Summary of Recent Panel Meetings

08-01-2016

The separate and combined meetings of the CIPFA/ADASS Social Care & Welfare Reform and Health panels on 18 December revolved largely around three forward looks: at the likely consequences of the spending and settlement announcements made in late November and just before Christmas; at the health and social care products to be launched in 2016; and at the plans for further development of CIPFA’s new Health & Integration Faculty

Social Care & Welfare Reform Panel members noted CIPFA’s settlement responses to date, agreeing that the settlement went only part of the way towards dealing with the pressures, and emphasised:

- The claimed certainty of a four year settlement is of limited value when council tax and business rate proceeds are very uncertain. 

- Concern about the distributional effects of the settlement - eg might northern mets losing spending power disproportionately, even after the mitigation afforded by BCG growth allocations?
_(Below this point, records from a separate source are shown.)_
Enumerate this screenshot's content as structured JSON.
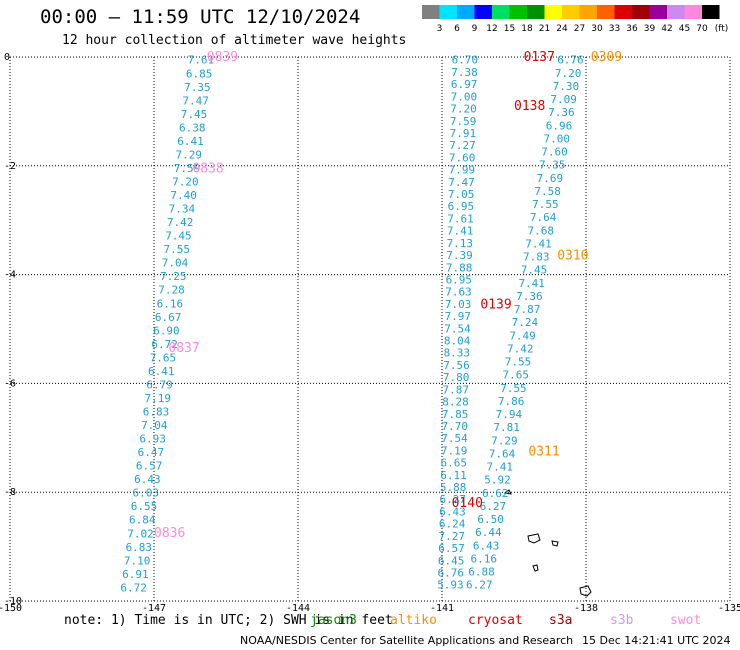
{
  "header": {
    "title": "00:00 – 11:59 UTC 12/10/2024",
    "subtitle": "12 hour collection of altimeter wave heights"
  },
  "colorbar": {
    "labels": [
      "3",
      "6",
      "9",
      "12",
      "15",
      "18",
      "21",
      "24",
      "27",
      "30",
      "33",
      "36",
      "39",
      "42",
      "45",
      "70"
    ],
    "unit": "(ft)",
    "colors": [
      "#808080",
      "#00e5ff",
      "#00aaff",
      "#0000ff",
      "#00e060",
      "#00c000",
      "#009000",
      "#ffff00",
      "#ffcc00",
      "#ffa500",
      "#ff6000",
      "#dd0000",
      "#a00000",
      "#990099",
      "#cc88ee",
      "#ff88dd",
      "#000000"
    ]
  },
  "footer": {
    "note": "note: 1) Time is in UTC; 2) SWH is in feet",
    "satellites": [
      {
        "name": "jason3",
        "color": "#009000"
      },
      {
        "name": "altiko",
        "color": "#ff8c00"
      },
      {
        "name": "cryosat",
        "color": "#dd0000"
      },
      {
        "name": "s3a",
        "color": "#990000"
      },
      {
        "name": "s3b",
        "color": "#cc99ee"
      },
      {
        "name": "swot",
        "color": "#ff88dd"
      }
    ],
    "credit": "NOAA/NESDIS Center for Satellite Applications and Research",
    "timestamp": "15 Dec 14:21:41 UTC 2024"
  },
  "chart_data": {
    "type": "scatter",
    "xlim": [
      -150,
      -135
    ],
    "ylim": [
      -10,
      0
    ],
    "x_ticks": [
      "-150",
      "-147",
      "-144",
      "-141",
      "-138",
      "-135"
    ],
    "y_ticks": [
      "0",
      "-2",
      "-4",
      "-6",
      "-8",
      "-10"
    ],
    "grid": true,
    "value_color": "#1e9fd2",
    "tracks": [
      {
        "x0": -146.3,
        "y0": -0.05,
        "x1": -147.7,
        "y1": -9.75,
        "values": [
          "7.61",
          "6.85",
          "7.35",
          "7.47",
          "7.45",
          "6.38",
          "6.41",
          "7.29",
          "7.59",
          "7.20",
          "7.40",
          "7.34",
          "7.42",
          "7.45",
          "7.55",
          "7.04",
          "7.25",
          "7.28",
          "6.16",
          "6.67",
          "6.90",
          "6.72",
          "7.65",
          "6.41",
          "6.79",
          "7.19",
          "6.83",
          "7.04",
          "6.93",
          "6.47",
          "6.57",
          "6.43",
          "6.03",
          "6.55",
          "6.84",
          "7.02",
          "6.83",
          "7.10",
          "6.91",
          "6.72"
        ]
      },
      {
        "x0": -140.8,
        "y0": -0.05,
        "x1": -141.1,
        "y1": -9.7,
        "values": [
          "6.70",
          "7.38",
          "6.97",
          "7.00",
          "7.20",
          "7.59",
          "7.91",
          "7.27",
          "7.60",
          "7.99",
          "7.47",
          "7.05",
          "6.95",
          "7.61",
          "7.41",
          "7.13",
          "7.39",
          "7.88",
          "6.95",
          "7.63",
          "7.03",
          "7.97",
          "7.54",
          "8.04",
          "8.33",
          "7.56",
          "7.80",
          "7.87",
          "8.28",
          "7.85",
          "7.70",
          "7.54",
          "7.19",
          "6.65",
          "6.11",
          "5.88",
          "6.27",
          "6.43",
          "6.24",
          "7.27",
          "6.57",
          "6.45",
          "6.76",
          "5.93"
        ]
      },
      {
        "x0": -138.6,
        "y0": -0.05,
        "x1": -140.5,
        "y1": -9.7,
        "values": [
          "6.76",
          "7.20",
          "7.30",
          "7.09",
          "7.36",
          "6.96",
          "7.00",
          "7.60",
          "7.35",
          "7.69",
          "7.58",
          "7.55",
          "7.64",
          "7.68",
          "7.41",
          "7.83",
          "7.45",
          "7.41",
          "7.36",
          "7.87",
          "7.24",
          "7.49",
          "7.42",
          "7.55",
          "7.65",
          "7.55",
          "7.86",
          "7.94",
          "7.81",
          "7.29",
          "7.64",
          "7.41",
          "5.92",
          "6.62",
          "6.27",
          "6.50",
          "6.44",
          "6.43",
          "6.16",
          "6.88",
          "6.27"
        ]
      }
    ],
    "pass_labels": [
      {
        "text": "0839",
        "x": -145.9,
        "y": 0.0,
        "color": "#ff88dd"
      },
      {
        "text": "0838",
        "x": -146.2,
        "y": -2.05,
        "color": "#ff88dd"
      },
      {
        "text": "0837",
        "x": -146.7,
        "y": -5.35,
        "color": "#ff88dd"
      },
      {
        "text": "0836",
        "x": -147.0,
        "y": -8.75,
        "color": "#ff88dd"
      },
      {
        "text": "0137",
        "x": -139.3,
        "y": 0.0,
        "color": "#dd0000"
      },
      {
        "text": "0138",
        "x": -139.5,
        "y": -0.9,
        "color": "#dd0000"
      },
      {
        "text": "0139",
        "x": -140.2,
        "y": -4.55,
        "color": "#dd0000"
      },
      {
        "text": "0140",
        "x": -140.8,
        "y": -8.2,
        "color": "#dd0000"
      },
      {
        "text": "0309",
        "x": -137.9,
        "y": 0.0,
        "color": "#ff8c00"
      },
      {
        "text": "0310",
        "x": -138.6,
        "y": -3.65,
        "color": "#ff8c00"
      },
      {
        "text": "0311",
        "x": -139.2,
        "y": -7.25,
        "color": "#ff8c00"
      }
    ]
  }
}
The potential transfer of Attendance Allowance to local government has some logic but also high risk.

- The 2% social care exemption from council tax referendum requirement was mis-described as additional funding – it is a change in the rules which apply to councils raising funds themselves.

- The Public Health settlement is concerning and needs further consideration, so the panels will  return to that.
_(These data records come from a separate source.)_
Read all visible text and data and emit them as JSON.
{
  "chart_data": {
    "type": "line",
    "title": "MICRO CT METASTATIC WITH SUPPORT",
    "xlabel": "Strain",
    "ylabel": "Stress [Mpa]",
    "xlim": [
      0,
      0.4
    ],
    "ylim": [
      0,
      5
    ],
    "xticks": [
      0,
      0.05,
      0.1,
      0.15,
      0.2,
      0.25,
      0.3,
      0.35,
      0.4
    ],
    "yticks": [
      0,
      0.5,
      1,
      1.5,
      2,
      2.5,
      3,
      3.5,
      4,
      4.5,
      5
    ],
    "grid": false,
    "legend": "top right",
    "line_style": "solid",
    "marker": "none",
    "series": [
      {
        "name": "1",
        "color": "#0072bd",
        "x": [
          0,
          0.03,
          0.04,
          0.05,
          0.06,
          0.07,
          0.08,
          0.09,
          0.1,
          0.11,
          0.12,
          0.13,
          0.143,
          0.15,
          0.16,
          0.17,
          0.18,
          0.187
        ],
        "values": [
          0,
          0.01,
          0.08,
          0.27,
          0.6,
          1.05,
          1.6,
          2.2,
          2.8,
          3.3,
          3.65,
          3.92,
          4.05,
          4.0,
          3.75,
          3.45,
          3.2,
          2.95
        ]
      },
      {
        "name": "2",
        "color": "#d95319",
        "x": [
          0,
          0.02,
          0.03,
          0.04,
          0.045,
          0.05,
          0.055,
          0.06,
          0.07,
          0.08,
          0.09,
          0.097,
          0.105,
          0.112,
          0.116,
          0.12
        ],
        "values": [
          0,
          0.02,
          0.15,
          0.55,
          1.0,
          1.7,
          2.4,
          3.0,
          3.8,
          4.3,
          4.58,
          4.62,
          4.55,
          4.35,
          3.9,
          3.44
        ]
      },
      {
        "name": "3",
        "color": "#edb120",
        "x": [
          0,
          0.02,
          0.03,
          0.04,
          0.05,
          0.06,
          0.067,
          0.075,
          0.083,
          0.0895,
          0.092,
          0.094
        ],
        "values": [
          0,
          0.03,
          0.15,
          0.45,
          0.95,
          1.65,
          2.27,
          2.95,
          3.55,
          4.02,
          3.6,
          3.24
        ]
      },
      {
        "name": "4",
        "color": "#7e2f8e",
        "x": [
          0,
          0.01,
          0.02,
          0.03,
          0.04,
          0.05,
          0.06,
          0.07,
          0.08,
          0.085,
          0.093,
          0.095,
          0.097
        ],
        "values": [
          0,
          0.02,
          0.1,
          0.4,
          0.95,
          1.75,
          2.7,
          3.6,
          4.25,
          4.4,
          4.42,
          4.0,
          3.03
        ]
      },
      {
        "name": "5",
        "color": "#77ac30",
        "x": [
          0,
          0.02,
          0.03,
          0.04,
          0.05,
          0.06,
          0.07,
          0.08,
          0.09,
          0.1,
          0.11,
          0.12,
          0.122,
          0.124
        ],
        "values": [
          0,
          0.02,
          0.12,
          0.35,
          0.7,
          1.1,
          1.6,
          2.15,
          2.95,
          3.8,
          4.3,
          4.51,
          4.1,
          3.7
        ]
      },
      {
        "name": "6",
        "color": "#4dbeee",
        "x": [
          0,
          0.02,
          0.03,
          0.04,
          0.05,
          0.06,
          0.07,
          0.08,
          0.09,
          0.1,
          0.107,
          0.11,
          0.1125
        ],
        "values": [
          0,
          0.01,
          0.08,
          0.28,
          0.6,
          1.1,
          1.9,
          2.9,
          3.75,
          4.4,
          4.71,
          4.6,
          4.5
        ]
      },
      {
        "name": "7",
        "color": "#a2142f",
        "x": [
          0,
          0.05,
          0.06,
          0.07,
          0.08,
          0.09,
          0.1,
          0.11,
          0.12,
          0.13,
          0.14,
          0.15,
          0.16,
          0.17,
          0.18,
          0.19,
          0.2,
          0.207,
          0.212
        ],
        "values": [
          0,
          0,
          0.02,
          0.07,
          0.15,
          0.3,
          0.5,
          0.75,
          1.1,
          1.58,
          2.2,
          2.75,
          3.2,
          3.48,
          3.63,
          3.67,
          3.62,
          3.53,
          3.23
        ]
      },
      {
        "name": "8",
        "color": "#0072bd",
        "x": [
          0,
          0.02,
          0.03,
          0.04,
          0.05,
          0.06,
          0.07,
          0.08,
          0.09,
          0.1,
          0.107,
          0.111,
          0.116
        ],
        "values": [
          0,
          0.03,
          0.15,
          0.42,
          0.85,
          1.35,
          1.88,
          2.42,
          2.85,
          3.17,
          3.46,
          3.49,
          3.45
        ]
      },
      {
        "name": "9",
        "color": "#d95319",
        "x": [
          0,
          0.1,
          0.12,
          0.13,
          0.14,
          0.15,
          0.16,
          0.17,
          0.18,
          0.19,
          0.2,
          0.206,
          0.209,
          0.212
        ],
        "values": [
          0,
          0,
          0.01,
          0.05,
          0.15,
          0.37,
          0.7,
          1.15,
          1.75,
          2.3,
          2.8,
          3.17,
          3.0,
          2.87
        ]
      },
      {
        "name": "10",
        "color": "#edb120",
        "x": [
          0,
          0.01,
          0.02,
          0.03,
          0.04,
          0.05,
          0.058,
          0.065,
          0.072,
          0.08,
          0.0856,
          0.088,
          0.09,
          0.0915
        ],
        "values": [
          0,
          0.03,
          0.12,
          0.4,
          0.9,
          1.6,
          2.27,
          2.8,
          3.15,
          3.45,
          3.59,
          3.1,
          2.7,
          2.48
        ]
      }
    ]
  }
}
The Health Panel also picked up on Public Health in concluding that, although the settlement looks good, and it is a good deal better than might have been the case, it benefits the NHS rather than health as a whole, and even in the NHS some caution is in order:

- NHS England spending rises by £7.6bn in real terms over the settlement period, but other health spending falls by £3m.

- Those £3m reductions (as well as unresolved pressures on social care) will have knock-on effects on the NHS.

- The addition to NHS budgets in 2016/17 will in large part be needed to deal with deficits seen in 2015/16.

- 2016/17 therefore represents something of a pragmatic ‘firebreak year’ to get the NHS’s finances in order, but that leaves minimal scope to respond to new demands to invest up front in preventative measures for the long term.

- Use of capital to revenue flexibilities removes a significant backstop in the form of capital slippage, so putting more emphasis on the need for a prioritised capital strategy and good financial management generally.

- The tariff will be a net inflator, not a deflator as in recent years: good news for providers, but potentially shifting pressure points around the system and adding to the sense in moving towards place-based joint system accountability.

Reports were received on several forthcoming products:

- The pre-Christmas launch of the Social Care Risk Tool

- The New Year roll-out of integration training

- Excellent Finance Business Partner for Health publication planned for March 2016

- Proposals to expand the reach of benchmarking in Adult Social Care for 2016-17 data.

Both Panels approved the forward strategy for the Health & Integration Faculty, which seeks to balance the triple aims of growing CIPFA membership, raising its profile and voice, and growing the revenue contributed via the Faculty’s work. Areas flagged to explore further included:

- Accounting for integration 

- Building Better Care Fund and 2% social care council tax issues into the forthcoming budget survey; and

- Options for post-settlement updating of 2015’s ‘The Health of Health Finances’ publication.